Steve Jobs skips Macworld; Apple denies health rumors

— -- Let the guessing games begin. Steve Jobs will not be delivering the traditional opening speech at Macworld Expo in San Francisco next month, Apple announced Tuesday. And this will be the last time Apple aapl exhibits at the trade show.

Apple's senior vice president of worldwide product marketing, Philip Schiller, will take Jobs' traditional place on stage. For years, the Jobs speech before the Mac faithful has been part of Apple's marketing mojo.

"This threw us a curveball," says Gene Munster, an analyst at Piper Jaffray. Apple shares fell almost 3% to $92.79 in after-hours trading.

Speculation immediately centered on the health of Jobs, a pancreatic cancer survivor. "Is this a smoke screen to obscure something more important, which could be Steve Jobs' health?" asks Joe Wilcox, editor of the Apple Watch website.
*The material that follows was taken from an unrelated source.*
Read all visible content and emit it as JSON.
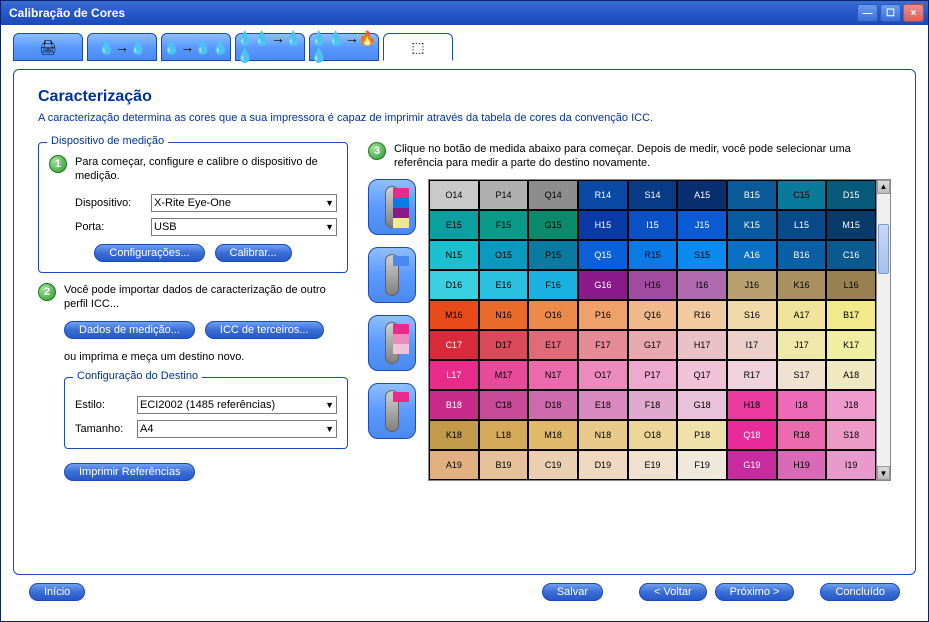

But Creative Strategies President Tim Bajarin, an industry analyst, says Apple's board would say something if there were anything relevant health-wise that would have caused Jobs to pull out. "I've got to take it somewhat at face value."

Apple said trade shows have become a very minor part of how it reaches its customers. Apple says it reaches more than 100 million customers online and through its retail stores.
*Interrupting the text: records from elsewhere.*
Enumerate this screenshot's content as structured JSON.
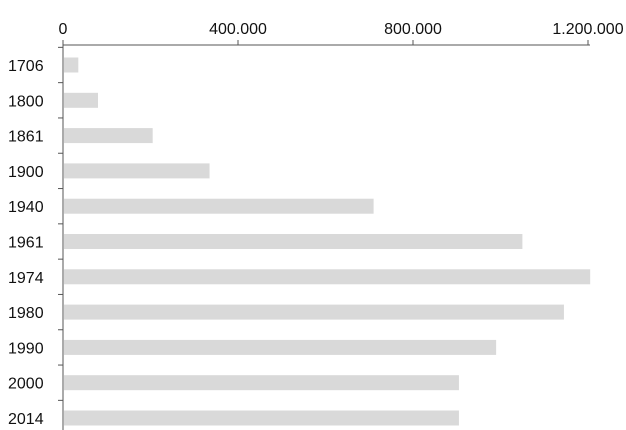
{
  "chart_data": {
    "type": "bar",
    "orientation": "horizontal",
    "title": "",
    "xlabel": "",
    "ylabel": "",
    "categories": [
      "1706",
      "1800",
      "1861",
      "1900",
      "1940",
      "1961",
      "1974",
      "1980",
      "1990",
      "2000",
      "2014"
    ],
    "values": [
      35000,
      80000,
      205000,
      335000,
      710000,
      1050000,
      1205000,
      1145000,
      990000,
      905000,
      905000
    ],
    "x_ticks": [
      0,
      400000,
      800000,
      1200000
    ],
    "x_tick_labels": [
      "0",
      "400.000",
      "800.000",
      "1.200.000"
    ],
    "xlim": [
      0,
      1200000
    ],
    "x_axis_position": "top",
    "grid": false,
    "legend": "none",
    "bar_color": "#d9d9d9",
    "axis_color": "#555555"
  }
}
"It doesn't make sense for us to a make a major investment in a trade show we will no longer be attending," Apple spokesman Steve Dowling says.

Bajarin says Apple has been talking about leaving Macworld for two years. Apple believes "they should be able to launch products on their timetable, not force it at a specific show," he says.
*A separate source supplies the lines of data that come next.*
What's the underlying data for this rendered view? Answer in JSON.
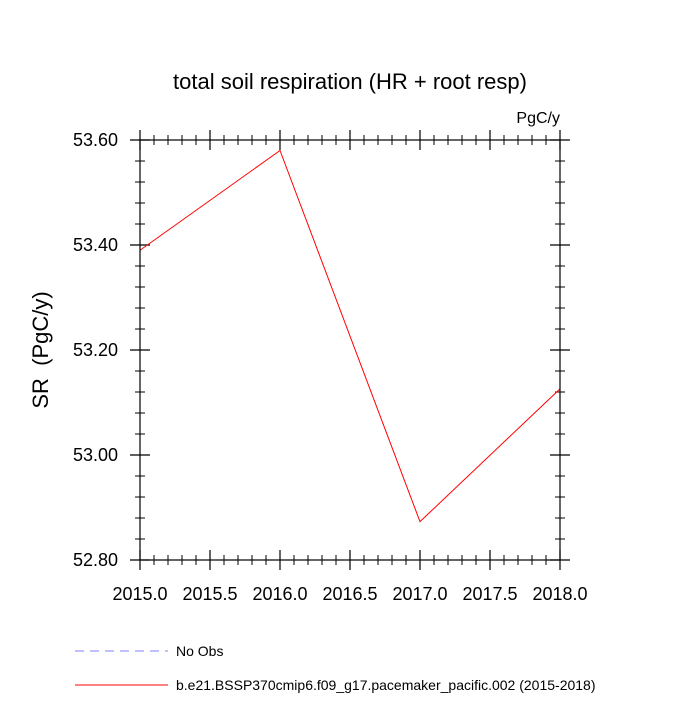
{
  "chart_data": {
    "type": "line",
    "title": "total soil respiration (HR + root resp)",
    "units_label": "PgC/y",
    "xlabel": "",
    "ylabel": "SR  (PgC/y)",
    "xlim": [
      2015.0,
      2018.0
    ],
    "ylim": [
      52.8,
      53.6
    ],
    "x_ticks": [
      2015.0,
      2015.5,
      2016.0,
      2016.5,
      2017.0,
      2017.5,
      2018.0
    ],
    "x_tick_labels": [
      "2015.0",
      "2015.5",
      "2016.0",
      "2016.5",
      "2017.0",
      "2017.5",
      "2018.0"
    ],
    "y_ticks": [
      52.8,
      53.0,
      53.2,
      53.4,
      53.6
    ],
    "y_tick_labels": [
      "52.80",
      "53.00",
      "53.20",
      "53.40",
      "53.60"
    ],
    "x_minor_step": 0.1,
    "y_minor_step": 0.04,
    "grid": false,
    "series": [
      {
        "name": "b.e21.BSSP370cmip6.f09_g17.pacemaker_pacific.002 (2015-2018)",
        "color": "#ff0000",
        "style": "solid",
        "x": [
          2015.0,
          2016.0,
          2017.0,
          2018.0
        ],
        "values": [
          53.39,
          53.58,
          52.873,
          53.126
        ]
      }
    ],
    "legend": [
      {
        "label": "No Obs",
        "color": "#8080ff",
        "style": "dashed"
      },
      {
        "label": "b.e21.BSSP370cmip6.f09_g17.pacemaker_pacific.002 (2015-2018)",
        "color": "#ff0000",
        "style": "solid"
      }
    ],
    "legend_position": "bottom-left"
  }
}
Moreover, because the economy is so weak, it might be difficult for Apple to make its customary big splash in January with a major product announcement, tech analysts say. "If you're not planning on making a whole lot of news, what's the benefit of putting Steve on stage?" asks Jupitermedia analyst Michael Gartenberg. "That just draws attention, and you'd have the audience trying to analyze Steve's body mass from 100 feet away."

Having Apple abandon the trade show is a major blow for Macworld sponsor IDG. Charles King, principal analyst at Pund-IT, says Apple may promote its own developer conferences. "Message control, after all, is deeply ingrained in Apple's DNA," King says.

Adds Gartenberg: "The day this becomes a problem is the day that Apple sends out an invitation to an event and no one shows up. We're clearly not even close to there."